"To draw is to put down your thoughts visually," remarked Fritz Scholder, the well-known Native American painter. A similar comment was made by the photographer Diana Michener: "I have always taken pictures the way other people keep journals and diaries. It is a way of ordering my reactions to the world, of placing my ideas and feelings in a concrete form outside myself, of breaking my isolation." 1
In describing their approach to thought, these artists highlight an oftignored aspect of reflection, the visualization of ideas. The human need to order the flow of experience, to reshape it, or simply to remember it, requires a multiplicity of means, and among these, language and imagery are of particular interest. Both of these processes assist the individual in bridging the personal and social aspects of experience. In comparing the role of words to those of pictures, Michener illustrates this similarity of function.
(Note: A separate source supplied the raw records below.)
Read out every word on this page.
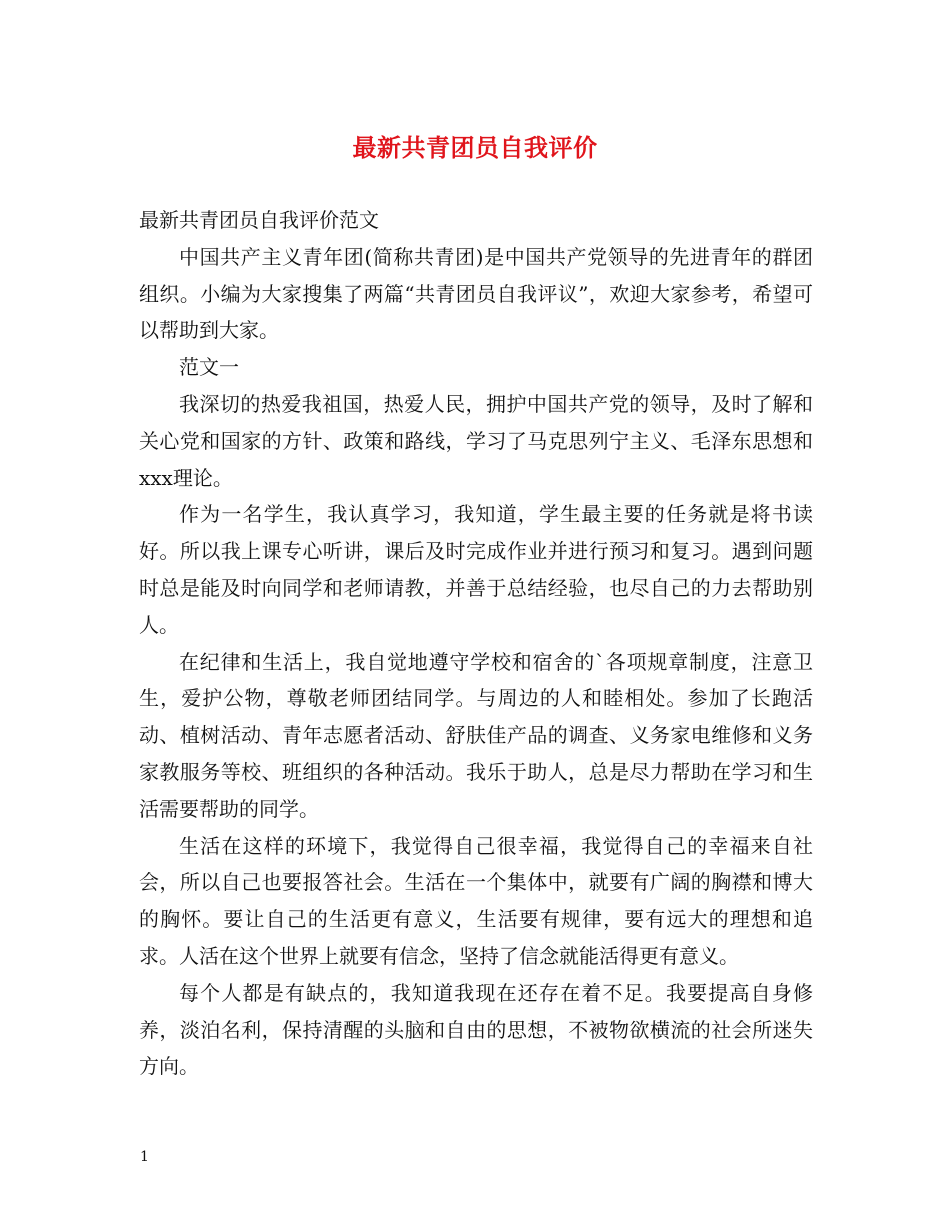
最新共青团员自我评价

最新共青团员自我评价范文

中国共产主义青年团(简称共青团)是中国共产党领导的先进青年的群团组织。小编为大家搜集了两篇“共青团员自我评议”，欢迎大家参考，希望可以帮助到大家。

范文一

我深切的热爱我祖国，热爱人民，拥护中国共产党的领导，及时了解和关心党和国家的方针、政策和路线，学习了马克思列宁主义、毛泽东思想和xxx理论。

作为一名学生，我认真学习，我知道，学生最主要的任务就是将书读好。所以我上课专心听讲，课后及时完成作业并进行预习和复习。遇到问题时总是能及时向同学和老师请教，并善于总结经验，也尽自己的力去帮助别人。

在纪律和生活上，我自觉地遵守学校和宿舍的`各项规章制度，注意卫生，爱护公物，尊敬老师团结同学。与周边的人和睦相处。参加了长跑活动、植树活动、青年志愿者活动、舒肤佳产品的调查、义务家电维修和义务家教服务等校、班组织的各种活动。我乐于助人，总是尽力帮助在学习和生活需要帮助的同学。

生活在这样的环境下，我觉得自己很幸福，我觉得自己的幸福来自社会，所以自己也要报答社会。生活在一个集体中，就要有广阔的胸襟和博大的胸怀。要让自己的生活更有意义，生活要有规律，要有远大的理想和追求。人活在这个世界上就要有信念，坚持了信念就能活得更有意义。

每个人都是有缺点的，我知道我现在还存在着不足。我要提高自身修养，淡泊名利，保持清醒的头脑和自由的思想，不被物欲横流的社会所迷失方向。

1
Language is a highly conventionalized form of expression, but images -- the constituent forms of visual thought -- are hard to standardize or to define. There is no dictionary of images, or thesaurus of photographs and paintings. Imagery and visual expressions reflect the uniqueness of an individual's life. Nevertheless, images have intrigued the students of the mind since the beginnings of recorded history.
In the philosophical writings of the ancient Greeks, images, or the inner perceptions of the world, were thought of as faint traces or impressions of past experience. 2 The Hellenic scholars were primarily interested in memory images, a concern still shared by contemporary investigators.